The Reds have somehow been one of the best teams coming out of the All-Star Break, winning all but four series. They came home to play a Rangers team that is coasting to an easy playoff spot and put up a pretty good fight, splitting the two-game set and ultimately the season series. Even though there were only two games, however, there was a lot to learn from this on both sides of the diamond and it deserves a breakdown.
Billy Hamilton should be a gold glover, fielding bible winner, etc; might also be one of the best center fielders to ever play
Since he came into the league, Billy Hamilton has gained a reputation of being the fastest player in baseball, if not one of the fastest in sports. This has unfortunately accompanied a reputation of being a weak hitter. This year, Hamilton has turned that narrative on its head. Reaching base at a .321 clip (a 27-point increase over last year), Hamilton has transformed himself from a defense (and base-stealing) first player into a legitimate all-around weapon. But this should not distract in the slightest from what he has done in the outfield. Because that has been, quite simply put, amazing. And it was on full display against the Rangers both games. First, there was this insane catch that definitely no one else gets to on Tuesday night.
Then, there was the gem that ended an inning and helped keep a close game close. In summary, Billy Hamilton is a marvel, at least when he has a fielding glove on his hand.
Adrian Beltre is a no doubt Hall-of-Famer
Adrian Beltre may have played for a lot of teams over the years, but his greatness should in no way be denied, especially when the time comes for him to get the call from Cooperstown. The guy is 37 and is still turning in great plays and swinging the bat. As long as he refrains from killing Elvis Andrus the next several times he tries to touch his head, Beltre’s (eventual) 3000 hits ought to easily earn him a spot among baseball’s immortals.

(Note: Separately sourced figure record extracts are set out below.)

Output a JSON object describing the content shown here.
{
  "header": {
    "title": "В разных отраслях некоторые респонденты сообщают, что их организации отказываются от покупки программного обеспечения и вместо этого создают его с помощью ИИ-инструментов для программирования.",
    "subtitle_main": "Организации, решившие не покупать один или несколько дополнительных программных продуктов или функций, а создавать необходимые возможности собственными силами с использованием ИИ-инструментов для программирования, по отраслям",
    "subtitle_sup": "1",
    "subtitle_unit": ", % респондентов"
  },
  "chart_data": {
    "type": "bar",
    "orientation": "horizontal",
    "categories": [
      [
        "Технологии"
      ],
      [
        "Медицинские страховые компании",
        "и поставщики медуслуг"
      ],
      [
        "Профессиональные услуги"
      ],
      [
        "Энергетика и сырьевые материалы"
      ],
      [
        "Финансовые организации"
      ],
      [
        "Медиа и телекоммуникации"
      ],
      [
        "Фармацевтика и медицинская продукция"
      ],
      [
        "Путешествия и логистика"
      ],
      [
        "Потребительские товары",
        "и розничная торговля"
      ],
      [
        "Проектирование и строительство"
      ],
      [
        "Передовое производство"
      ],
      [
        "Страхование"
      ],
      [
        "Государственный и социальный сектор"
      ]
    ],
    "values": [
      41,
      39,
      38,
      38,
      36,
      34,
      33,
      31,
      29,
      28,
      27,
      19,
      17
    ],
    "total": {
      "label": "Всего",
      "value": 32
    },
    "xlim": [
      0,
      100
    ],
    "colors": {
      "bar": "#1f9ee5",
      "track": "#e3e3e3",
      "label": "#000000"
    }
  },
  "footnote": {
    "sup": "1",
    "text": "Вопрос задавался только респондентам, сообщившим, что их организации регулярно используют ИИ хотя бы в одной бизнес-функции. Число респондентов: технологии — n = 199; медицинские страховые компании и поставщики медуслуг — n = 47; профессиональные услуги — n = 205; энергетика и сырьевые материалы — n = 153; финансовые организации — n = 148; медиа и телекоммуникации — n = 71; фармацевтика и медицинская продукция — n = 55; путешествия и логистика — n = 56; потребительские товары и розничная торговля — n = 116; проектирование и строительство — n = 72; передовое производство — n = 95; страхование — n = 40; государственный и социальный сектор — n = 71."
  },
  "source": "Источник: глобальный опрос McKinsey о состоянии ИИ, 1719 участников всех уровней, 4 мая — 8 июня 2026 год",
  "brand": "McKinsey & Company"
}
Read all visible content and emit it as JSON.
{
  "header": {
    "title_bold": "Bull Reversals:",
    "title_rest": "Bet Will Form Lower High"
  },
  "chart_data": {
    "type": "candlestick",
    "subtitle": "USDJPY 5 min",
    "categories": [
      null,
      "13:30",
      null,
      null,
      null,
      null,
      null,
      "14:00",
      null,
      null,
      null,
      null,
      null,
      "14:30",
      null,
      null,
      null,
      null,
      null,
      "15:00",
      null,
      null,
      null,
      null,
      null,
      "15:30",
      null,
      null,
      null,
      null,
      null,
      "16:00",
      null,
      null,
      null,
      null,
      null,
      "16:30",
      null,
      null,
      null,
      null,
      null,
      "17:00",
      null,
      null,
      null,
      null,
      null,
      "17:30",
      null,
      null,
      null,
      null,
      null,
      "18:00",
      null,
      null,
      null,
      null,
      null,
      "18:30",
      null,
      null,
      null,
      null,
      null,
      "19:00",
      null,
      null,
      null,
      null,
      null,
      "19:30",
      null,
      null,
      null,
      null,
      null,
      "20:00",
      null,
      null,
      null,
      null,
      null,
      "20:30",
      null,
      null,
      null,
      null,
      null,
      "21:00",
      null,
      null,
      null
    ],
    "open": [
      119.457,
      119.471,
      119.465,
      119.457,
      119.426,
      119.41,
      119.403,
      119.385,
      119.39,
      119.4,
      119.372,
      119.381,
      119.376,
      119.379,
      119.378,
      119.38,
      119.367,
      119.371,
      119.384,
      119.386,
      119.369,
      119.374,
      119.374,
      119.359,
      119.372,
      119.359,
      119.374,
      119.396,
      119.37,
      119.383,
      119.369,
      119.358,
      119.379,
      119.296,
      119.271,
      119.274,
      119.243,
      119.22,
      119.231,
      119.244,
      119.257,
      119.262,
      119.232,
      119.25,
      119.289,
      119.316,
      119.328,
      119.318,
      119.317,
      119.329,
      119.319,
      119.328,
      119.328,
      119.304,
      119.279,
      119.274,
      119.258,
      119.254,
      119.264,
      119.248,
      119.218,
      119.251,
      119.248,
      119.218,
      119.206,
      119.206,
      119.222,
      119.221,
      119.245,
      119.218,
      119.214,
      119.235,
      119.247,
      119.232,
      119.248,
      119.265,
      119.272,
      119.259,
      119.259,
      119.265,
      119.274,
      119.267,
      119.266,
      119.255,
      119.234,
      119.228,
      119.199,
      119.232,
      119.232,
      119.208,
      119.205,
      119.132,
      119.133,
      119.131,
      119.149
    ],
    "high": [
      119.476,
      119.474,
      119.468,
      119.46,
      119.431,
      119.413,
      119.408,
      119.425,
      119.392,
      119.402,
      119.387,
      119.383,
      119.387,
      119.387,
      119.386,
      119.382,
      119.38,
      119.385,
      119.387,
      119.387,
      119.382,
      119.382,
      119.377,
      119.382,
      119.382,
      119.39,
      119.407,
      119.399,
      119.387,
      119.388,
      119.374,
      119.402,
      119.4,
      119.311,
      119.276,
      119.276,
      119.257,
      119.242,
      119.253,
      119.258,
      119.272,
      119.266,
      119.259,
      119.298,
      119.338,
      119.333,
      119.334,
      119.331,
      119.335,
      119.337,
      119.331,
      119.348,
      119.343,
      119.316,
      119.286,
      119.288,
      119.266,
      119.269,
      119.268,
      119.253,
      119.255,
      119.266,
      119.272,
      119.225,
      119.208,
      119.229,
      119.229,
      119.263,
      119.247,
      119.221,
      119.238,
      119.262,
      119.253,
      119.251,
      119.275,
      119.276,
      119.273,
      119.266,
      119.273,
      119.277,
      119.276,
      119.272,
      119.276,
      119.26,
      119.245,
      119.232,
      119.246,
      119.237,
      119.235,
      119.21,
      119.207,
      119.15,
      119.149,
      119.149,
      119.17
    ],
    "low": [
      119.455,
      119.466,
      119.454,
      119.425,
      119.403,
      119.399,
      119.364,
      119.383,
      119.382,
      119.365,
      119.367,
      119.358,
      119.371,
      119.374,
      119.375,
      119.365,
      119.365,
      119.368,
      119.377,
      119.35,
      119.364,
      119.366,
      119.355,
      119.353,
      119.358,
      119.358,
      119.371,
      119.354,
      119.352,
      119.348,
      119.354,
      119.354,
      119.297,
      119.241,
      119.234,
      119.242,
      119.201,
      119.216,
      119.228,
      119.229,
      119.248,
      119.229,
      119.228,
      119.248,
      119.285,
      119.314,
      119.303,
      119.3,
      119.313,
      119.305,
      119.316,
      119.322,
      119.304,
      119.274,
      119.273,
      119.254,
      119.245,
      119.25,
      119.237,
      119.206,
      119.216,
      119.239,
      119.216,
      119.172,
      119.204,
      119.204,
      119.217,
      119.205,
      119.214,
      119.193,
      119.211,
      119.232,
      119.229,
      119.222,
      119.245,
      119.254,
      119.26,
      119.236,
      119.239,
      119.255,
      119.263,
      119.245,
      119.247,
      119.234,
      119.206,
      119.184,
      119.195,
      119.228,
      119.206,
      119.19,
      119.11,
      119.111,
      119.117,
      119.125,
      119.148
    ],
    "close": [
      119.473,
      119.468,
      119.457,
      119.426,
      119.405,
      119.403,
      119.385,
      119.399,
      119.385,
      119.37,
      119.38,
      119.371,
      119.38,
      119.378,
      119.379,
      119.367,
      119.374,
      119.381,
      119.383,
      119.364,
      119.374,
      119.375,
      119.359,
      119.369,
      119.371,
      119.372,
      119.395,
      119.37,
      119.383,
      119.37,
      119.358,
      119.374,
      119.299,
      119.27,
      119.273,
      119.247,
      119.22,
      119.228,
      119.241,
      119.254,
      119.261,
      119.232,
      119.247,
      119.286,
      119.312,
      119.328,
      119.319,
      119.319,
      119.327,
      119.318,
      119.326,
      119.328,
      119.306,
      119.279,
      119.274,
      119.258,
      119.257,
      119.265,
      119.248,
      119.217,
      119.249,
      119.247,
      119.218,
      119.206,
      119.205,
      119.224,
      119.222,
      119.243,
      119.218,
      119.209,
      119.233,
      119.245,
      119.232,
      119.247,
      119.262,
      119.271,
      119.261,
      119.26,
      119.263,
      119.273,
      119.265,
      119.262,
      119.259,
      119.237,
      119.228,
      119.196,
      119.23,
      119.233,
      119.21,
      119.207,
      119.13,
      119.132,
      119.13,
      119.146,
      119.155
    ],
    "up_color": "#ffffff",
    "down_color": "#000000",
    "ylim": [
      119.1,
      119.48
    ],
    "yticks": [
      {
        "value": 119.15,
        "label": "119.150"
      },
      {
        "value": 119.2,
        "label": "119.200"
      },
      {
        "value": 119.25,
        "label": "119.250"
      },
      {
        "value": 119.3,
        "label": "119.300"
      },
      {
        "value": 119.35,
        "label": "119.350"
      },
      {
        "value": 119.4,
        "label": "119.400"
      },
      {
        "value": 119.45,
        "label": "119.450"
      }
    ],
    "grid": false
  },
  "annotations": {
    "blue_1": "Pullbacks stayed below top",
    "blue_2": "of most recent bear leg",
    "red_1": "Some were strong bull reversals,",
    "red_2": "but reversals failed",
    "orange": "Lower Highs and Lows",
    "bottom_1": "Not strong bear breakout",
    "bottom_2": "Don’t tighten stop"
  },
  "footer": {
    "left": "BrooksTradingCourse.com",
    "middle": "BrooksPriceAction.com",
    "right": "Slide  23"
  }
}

Reds pitching remains a mystery
On any given night, the Reds might throw a shutout, like they did on Tuesday. Or they might get blown out of the water with 18 runs like they did on Monday afternoon. The offense has been consistently great since the break with Joey Votto’s seemingly traditional second-half resurgence, but the team has at times been held back by the growing pains of pitchers returning from injury and the turnover resulting from rookies being sent down to the minors. And it does not look like the Reds will have an easier time, even when rosters expand in September. Because with the return of said rookies and the end of the season comes the new potential problems of managing immaturity and innings. The specter of bullpen relegation remains over the heads of Robert Stephenson, Cody Reed (with regard to the latter problem) and Brandon Finnegan (with regard to the former) and the Reds still have not decided on a plan (though the six-man rotation is apparently being considered, as it should). Yu Darvish hitting his first home run to contribute to a five-spot on pleasant surprise, Tim Adleman cannot make the Reds feel much better about their situation.
In conclusion, the Reds are putting an entertaining product on the field most nights, despite the skepticism of most of the fan-base. However, they still have a lot of questions to answer before they can take the next step and translate their recent winning ways into serious playoff contention, as the Rangers did, once again.